For Eastbourne College sixth former, Morola Oyefesobi, making hay in the summer of 2019 meant grasping the opportunity to work as an intern for the press office at Eastbourne’s annual Nature Valley International Tennis Championship. Morola’s report below reveals an eye-widening week of behind-the-scenes graft and demonstrates that healthy learning for the long term is more than just the act of absorbing and applying information learned in the classroom.
‘The Nature Valley International tennis tournament is a very busy and fast-paced work environment; especially being a press office intern. You have to constantly be available and ready to do any task and to help anyone who asks; all with a friendly smile. I spent most of my time on the desk helping the journalists and photographers with anything that they needed for the day: order of play sheets, player statistics, match tickets etc. However, on days when the media centre was less busy, I had the privilege of shadowing reporters as they talked to the tennis players, listening in on press conferences and walking players over to the autograph stand. Being an intern at the tennis tournament meant you had to work long hours. I’d get there at 8.00am in the morning and leave at 8.00pm in the evening. However, moments such as escorting BBC news reporters to Andy Murray’s practise court to get a few shots of him warming up for his mixed doubles, often helped put into perspective the amazing opportunity I’ve been given. Many world-renowned tennis players such as Kerber, Konta and Pliskova often walked past my desk everyday on their way to the balcony to do press interviews.
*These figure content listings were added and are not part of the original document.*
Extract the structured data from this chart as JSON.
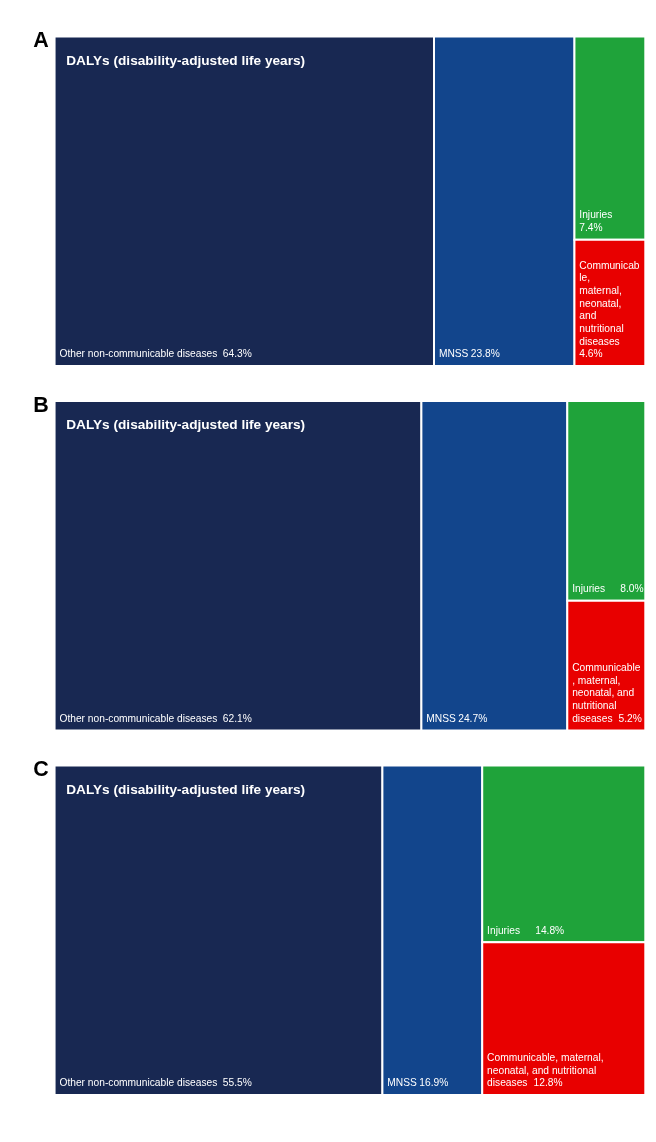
{
  "chart_data": [
    {
      "type": "other",
      "title": "DALYs (disability-adjusted life years)",
      "annotations": [
        "A"
      ],
      "categories": [
        "Other non-communicable diseases",
        "MNSS",
        "Injuries",
        "Communicable, maternal, neonatal, and nutritional diseases"
      ],
      "values": [
        64.3,
        23.8,
        7.4,
        4.6
      ],
      "value_labels": [
        "64.3%",
        "23.8%",
        "7.4%",
        "4.6%"
      ],
      "colors": [
        "#182852",
        "#12458c",
        "#1fa33a",
        "#e80000"
      ]
    },
    {
      "type": "other",
      "title": "DALYs (disability-adjusted life years)",
      "annotations": [
        "B"
      ],
      "categories": [
        "Other non-communicable diseases",
        "MNSS",
        "Injuries",
        "Communicable, maternal, neonatal, and nutritional diseases"
      ],
      "values": [
        62.1,
        24.7,
        8.0,
        5.2
      ],
      "value_labels": [
        "62.1%",
        "24.7%",
        "8.0%",
        "5.2%"
      ],
      "colors": [
        "#182852",
        "#12458c",
        "#1fa33a",
        "#e80000"
      ]
    },
    {
      "type": "other",
      "title": "DALYs (disability-adjusted life years)",
      "annotations": [
        "C"
      ],
      "categories": [
        "Other non-communicable diseases",
        "MNSS",
        "Injuries",
        "Communicable, maternal, neonatal, and nutritional diseases"
      ],
      "values": [
        55.5,
        16.9,
        14.8,
        12.8
      ],
      "value_labels": [
        "55.5%",
        "16.9%",
        "14.8%",
        "12.8%"
      ],
      "colors": [
        "#182852",
        "#12458c",
        "#1fa33a",
        "#e80000"
      ]
    }
  ]
}
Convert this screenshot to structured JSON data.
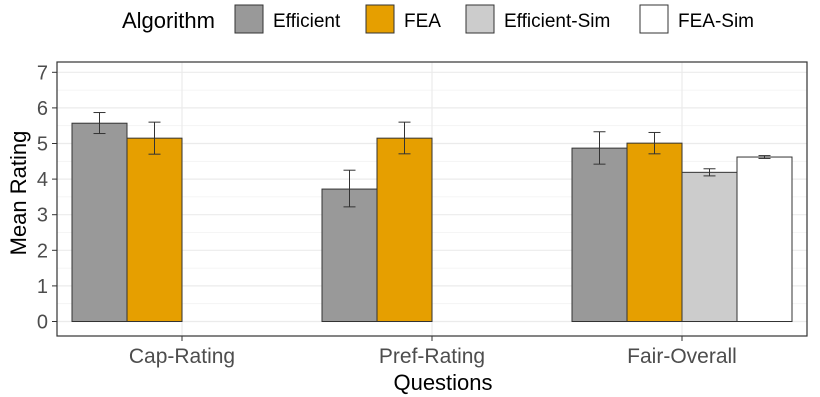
{
  "chart_data": {
    "type": "bar",
    "title": "",
    "xlabel": "Questions",
    "ylabel": "Mean Rating",
    "ylim": [
      0,
      7.35
    ],
    "yticks": [
      0,
      1,
      2,
      3,
      4,
      5,
      6,
      7
    ],
    "grid": true,
    "legend": {
      "title": "Algorithm",
      "position": "top"
    },
    "categories": [
      "Cap-Rating",
      "Pref-Rating",
      "Fair-Overall"
    ],
    "series": [
      {
        "name": "Efficient",
        "color": "#999999",
        "values": [
          5.57,
          3.72,
          4.87
        ],
        "err_low": [
          5.28,
          3.22,
          4.42
        ],
        "err_high": [
          5.87,
          4.25,
          5.33
        ]
      },
      {
        "name": "FEA",
        "color": "#E69F00",
        "values": [
          5.15,
          5.15,
          5.01
        ],
        "err_low": [
          4.7,
          4.71,
          4.71
        ],
        "err_high": [
          5.6,
          5.6,
          5.31
        ]
      },
      {
        "name": "Efficient-Sim",
        "color": "#cccccc",
        "values": [
          0,
          0,
          4.19
        ],
        "err_low": [
          null,
          null,
          4.09
        ],
        "err_high": [
          null,
          null,
          4.29
        ]
      },
      {
        "name": "FEA-Sim",
        "color": "#ffffff",
        "values": [
          0,
          0,
          4.62
        ],
        "err_low": [
          null,
          null,
          4.58
        ],
        "err_high": [
          null,
          null,
          4.66
        ]
      }
    ]
  }
}
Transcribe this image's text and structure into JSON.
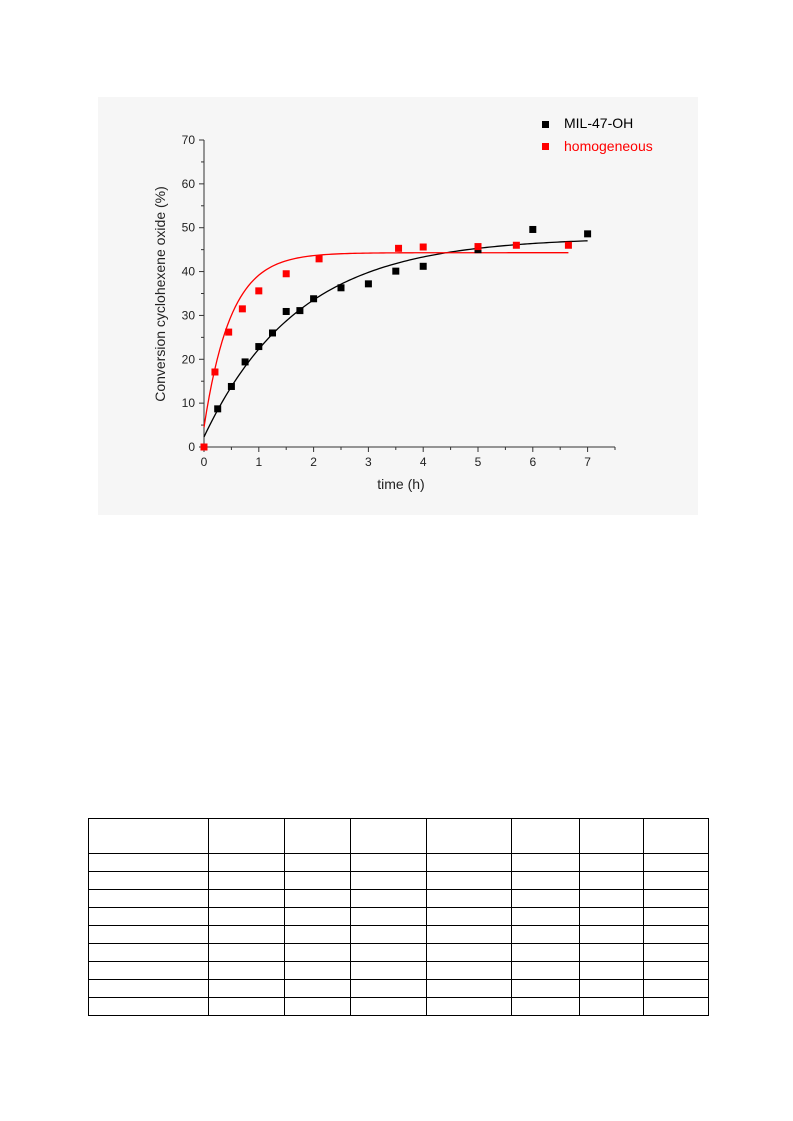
{
  "chart_data": {
    "type": "scatter",
    "title": "",
    "xlabel": "time (h)",
    "ylabel": "Conversion cyclohexene oxide (%)",
    "xlim": [
      0,
      7.5
    ],
    "ylim": [
      0,
      70
    ],
    "xticks": [
      0,
      1,
      2,
      3,
      4,
      5,
      6,
      7
    ],
    "yticks": [
      0,
      10,
      20,
      30,
      40,
      50,
      60,
      70
    ],
    "grid": false,
    "legend_position": "top-right",
    "series": [
      {
        "name": "MIL-47-OH",
        "color": "#000000",
        "marker": "square",
        "points": [
          [
            0.25,
            8.7
          ],
          [
            0.5,
            13.8
          ],
          [
            0.75,
            19.4
          ],
          [
            1.0,
            22.9
          ],
          [
            1.25,
            26.0
          ],
          [
            1.5,
            30.9
          ],
          [
            1.75,
            31.1
          ],
          [
            2.0,
            33.8
          ],
          [
            2.5,
            36.3
          ],
          [
            3.0,
            37.2
          ],
          [
            3.5,
            40.1
          ],
          [
            4.0,
            41.2
          ],
          [
            5.0,
            45.0
          ],
          [
            6.0,
            49.6
          ],
          [
            7.0,
            48.6
          ]
        ],
        "fit": {
          "model": "exponential",
          "y0": 2.3,
          "plateau": 47.8,
          "k": 0.58,
          "x_range": [
            0,
            7
          ]
        }
      },
      {
        "name": "homogeneous",
        "color": "#ff0000",
        "marker": "square",
        "points": [
          [
            0.0,
            0.0
          ],
          [
            0.2,
            17.1
          ],
          [
            0.45,
            26.2
          ],
          [
            0.7,
            31.5
          ],
          [
            1.0,
            35.6
          ],
          [
            1.5,
            39.5
          ],
          [
            2.1,
            42.9
          ],
          [
            3.55,
            45.3
          ],
          [
            4.0,
            45.6
          ],
          [
            5.0,
            45.7
          ],
          [
            5.7,
            46.0
          ],
          [
            6.65,
            46.0
          ]
        ],
        "fit": {
          "model": "exponential",
          "y0": 4.5,
          "plateau": 44.3,
          "k": 2.05,
          "x_range": [
            0,
            6.65
          ]
        }
      }
    ]
  },
  "table": {
    "columns": 8,
    "rows": 10
  }
}
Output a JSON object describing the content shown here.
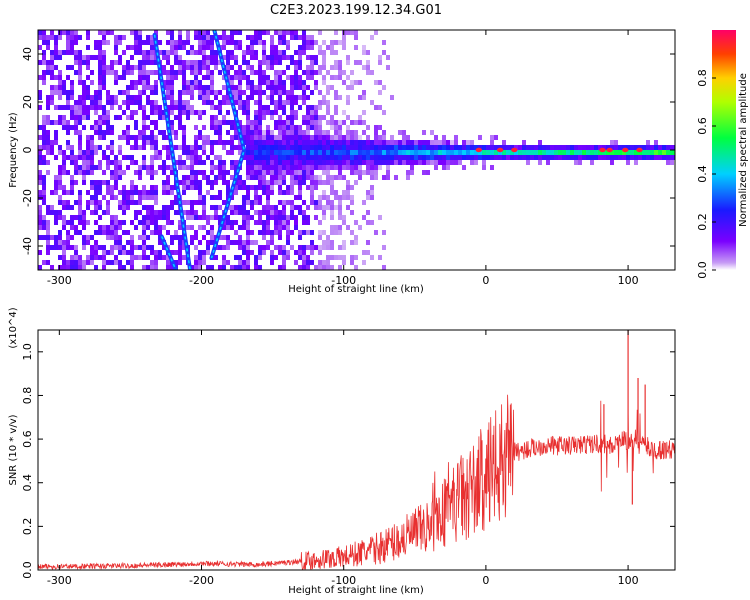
{
  "title": "C2E3.2023.199.12.34.G01",
  "chart_data": [
    {
      "type": "heatmap",
      "xlabel": "Height of straight line (km)",
      "ylabel": "Frequency (Hz)",
      "xlim": [
        -315,
        133
      ],
      "ylim": [
        -50,
        50
      ],
      "x_ticks": [
        -300,
        -200,
        -100,
        0,
        100
      ],
      "y_ticks": [
        -40,
        -20,
        0,
        20,
        40
      ],
      "colorbar": {
        "label": "Normalized spectral amplitude",
        "range": [
          0.0,
          1.0
        ],
        "ticks": [
          "0.0",
          "0.2",
          "0.4",
          "0.6",
          "0.8"
        ],
        "colormap": "rainbow (violet to red)"
      },
      "features": [
        {
          "kind": "noise",
          "x_range": [
            -315,
            -120
          ],
          "freq_range": [
            -50,
            50
          ],
          "amplitude": 0.1
        },
        {
          "kind": "band",
          "x_range": [
            -170,
            133
          ],
          "center_hz": 0,
          "halfwidth_hz": [
            10,
            3
          ],
          "amplitude": [
            0.2,
            0.55
          ]
        },
        {
          "kind": "streak",
          "points": [
            [
              -233,
              48
            ],
            [
              -208,
              -50
            ]
          ]
        },
        {
          "kind": "streak",
          "points": [
            [
              -191,
              50
            ],
            [
              -170,
              0
            ],
            [
              -193,
              -45
            ]
          ]
        },
        {
          "kind": "streak",
          "points": [
            [
              -228,
              -36
            ],
            [
              -218,
              -50
            ]
          ]
        },
        {
          "kind": "hotspot",
          "x": [
            -5,
            10,
            20,
            82,
            87,
            98,
            108
          ],
          "freq_hz": 0,
          "amplitude": 0.95
        }
      ]
    },
    {
      "type": "line",
      "xlabel": "Height of straight line (km)",
      "ylabel": "SNR (10 * v/v)",
      "y_exponent": "(x10^4)",
      "xlim": [
        -315,
        133
      ],
      "ylim": [
        0.0,
        1.1
      ],
      "x_ticks": [
        -300,
        -200,
        -100,
        0,
        100
      ],
      "y_ticks": [
        "0.0",
        "0.2",
        "0.4",
        "0.6",
        "0.8",
        "1.0"
      ],
      "color": "#e83030",
      "series": [
        {
          "x": [
            -315,
            -250,
            -200,
            -160,
            -130,
            -100,
            -80,
            -60,
            -40,
            -30,
            -20,
            -10,
            0,
            10,
            20,
            40,
            60,
            80,
            90,
            95,
            100,
            105,
            110,
            115,
            120,
            133
          ],
          "y": [
            0.015,
            0.02,
            0.03,
            0.025,
            0.04,
            0.06,
            0.09,
            0.14,
            0.2,
            0.26,
            0.32,
            0.36,
            0.42,
            0.48,
            0.54,
            0.57,
            0.57,
            0.58,
            0.57,
            0.6,
            0.58,
            0.6,
            0.58,
            0.56,
            0.55,
            0.55
          ]
        }
      ],
      "spikes": [
        {
          "x": 83,
          "y": 0.76
        },
        {
          "x": 100,
          "y": 1.1
        },
        {
          "x": 103,
          "y": 0.3
        },
        {
          "x": 107,
          "y": 0.88
        },
        {
          "x": 112,
          "y": 0.85
        }
      ]
    }
  ]
}
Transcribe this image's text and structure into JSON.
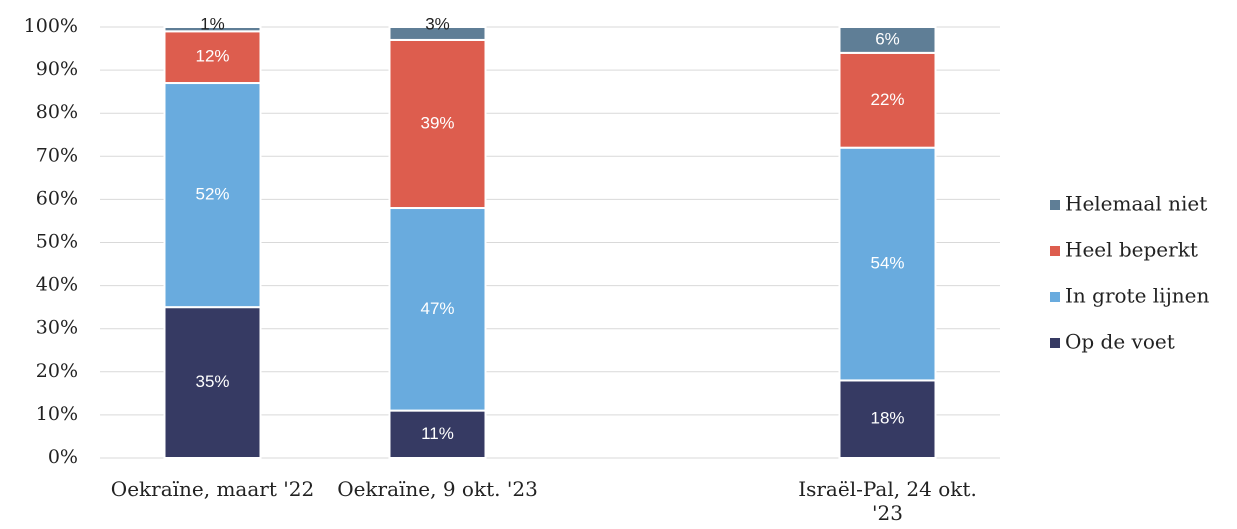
{
  "chart_data": {
    "type": "stacked_bar",
    "categories": [
      "Oekraïne, maart '22",
      "Oekraïne, 9 okt. '23",
      null,
      "Israël-Pal, 24 okt. '23"
    ],
    "series": [
      {
        "name": "Op de voet",
        "color": "#363a63",
        "values": [
          35,
          11,
          null,
          18
        ],
        "value_labels": [
          "35%",
          "11%",
          null,
          "18%"
        ]
      },
      {
        "name": "In grote lijnen",
        "color": "#69abde",
        "values": [
          52,
          47,
          null,
          54
        ],
        "value_labels": [
          "52%",
          "47%",
          null,
          "54%"
        ]
      },
      {
        "name": "Heel beperkt",
        "color": "#dd5d4e",
        "values": [
          12,
          39,
          null,
          22
        ],
        "value_labels": [
          "12%",
          "39%",
          null,
          "22%"
        ]
      },
      {
        "name": "Helemaal niet",
        "color": "#5f7e96",
        "values": [
          1,
          3,
          null,
          6
        ],
        "value_labels": [
          "1%",
          "3%",
          null,
          "6%"
        ]
      }
    ],
    "ylim": [
      0,
      100
    ],
    "yticks": [
      {
        "value": 0,
        "label": "0%"
      },
      {
        "value": 10,
        "label": "10%"
      },
      {
        "value": 20,
        "label": "20%"
      },
      {
        "value": 30,
        "label": "30%"
      },
      {
        "value": 40,
        "label": "40%"
      },
      {
        "value": 50,
        "label": "50%"
      },
      {
        "value": 60,
        "label": "60%"
      },
      {
        "value": 70,
        "label": "70%"
      },
      {
        "value": 80,
        "label": "80%"
      },
      {
        "value": 90,
        "label": "90%"
      },
      {
        "value": 100,
        "label": "100%"
      }
    ],
    "grid": true,
    "legend": "right"
  }
}
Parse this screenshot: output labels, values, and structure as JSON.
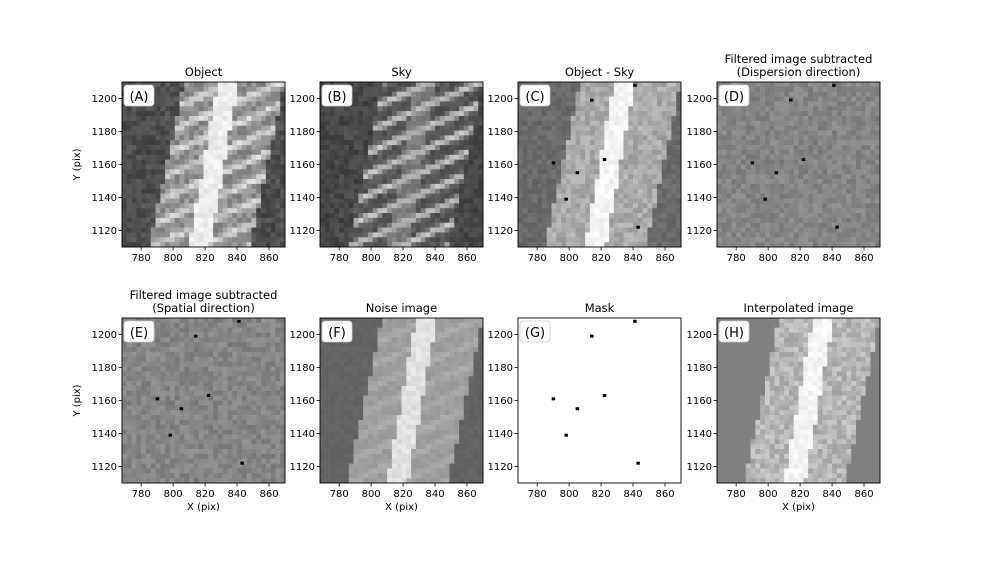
{
  "figure": {
    "panels": [
      {
        "label": "(A)",
        "title": [
          "Object"
        ],
        "kind": "object",
        "ylabels": true,
        "xlabel": false
      },
      {
        "label": "(B)",
        "title": [
          "Sky"
        ],
        "kind": "sky",
        "ylabels": true,
        "xlabel": false
      },
      {
        "label": "(C)",
        "title": [
          "Object - Sky"
        ],
        "kind": "diff",
        "ylabels": true,
        "xlabel": false
      },
      {
        "label": "(D)",
        "title": [
          "Filtered image subtracted",
          "(Dispersion direction)"
        ],
        "kind": "resid",
        "ylabels": true,
        "xlabel": false
      },
      {
        "label": "(E)",
        "title": [
          "Filtered image subtracted",
          "(Spatial direction)"
        ],
        "kind": "resid",
        "ylabels": true,
        "xlabel": true
      },
      {
        "label": "(F)",
        "title": [
          "Noise image"
        ],
        "kind": "noise",
        "ylabels": true,
        "xlabel": true
      },
      {
        "label": "(G)",
        "title": [
          "Mask"
        ],
        "kind": "mask",
        "ylabels": true,
        "xlabel": false
      },
      {
        "label": "(H)",
        "title": [
          "Interpolated image"
        ],
        "kind": "interp",
        "ylabels": true,
        "xlabel": true
      }
    ]
  },
  "chart_data": {
    "type": "heatmap",
    "xlabel": "X (pix)",
    "ylabel": "Y (pix)",
    "xlim": [
      768,
      870
    ],
    "ylim": [
      1110,
      1210
    ],
    "xticks": [
      780,
      800,
      820,
      840,
      860
    ],
    "yticks": [
      1120,
      1140,
      1160,
      1180,
      1200
    ],
    "colormap": "gray",
    "slit": {
      "edges_y1110": [
        785,
        848
      ],
      "edges_y1210": [
        807,
        870
      ],
      "bright_trace_y1110": [
        810,
        823
      ],
      "bright_trace_y1210": [
        828,
        841
      ]
    },
    "masked_pixels": [
      {
        "x": 790,
        "y": 1161
      },
      {
        "x": 814,
        "y": 1199
      },
      {
        "x": 822,
        "y": 1163
      },
      {
        "x": 805,
        "y": 1155
      },
      {
        "x": 798,
        "y": 1139
      },
      {
        "x": 843,
        "y": 1122
      },
      {
        "x": 841,
        "y": 1208
      }
    ]
  }
}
Working at the Eastbourne tennis tournament was a very eye-opening experience for me, as I’d never worked in such a fast-paced work environment before. It taught me how to quickly adapt to the environment around me, as well as many other great transferable skills. Even though I now realise that the exciting world of media and sports journalism isn’t for me, I know that the skills I learnt from this job will benefit me in any career path.’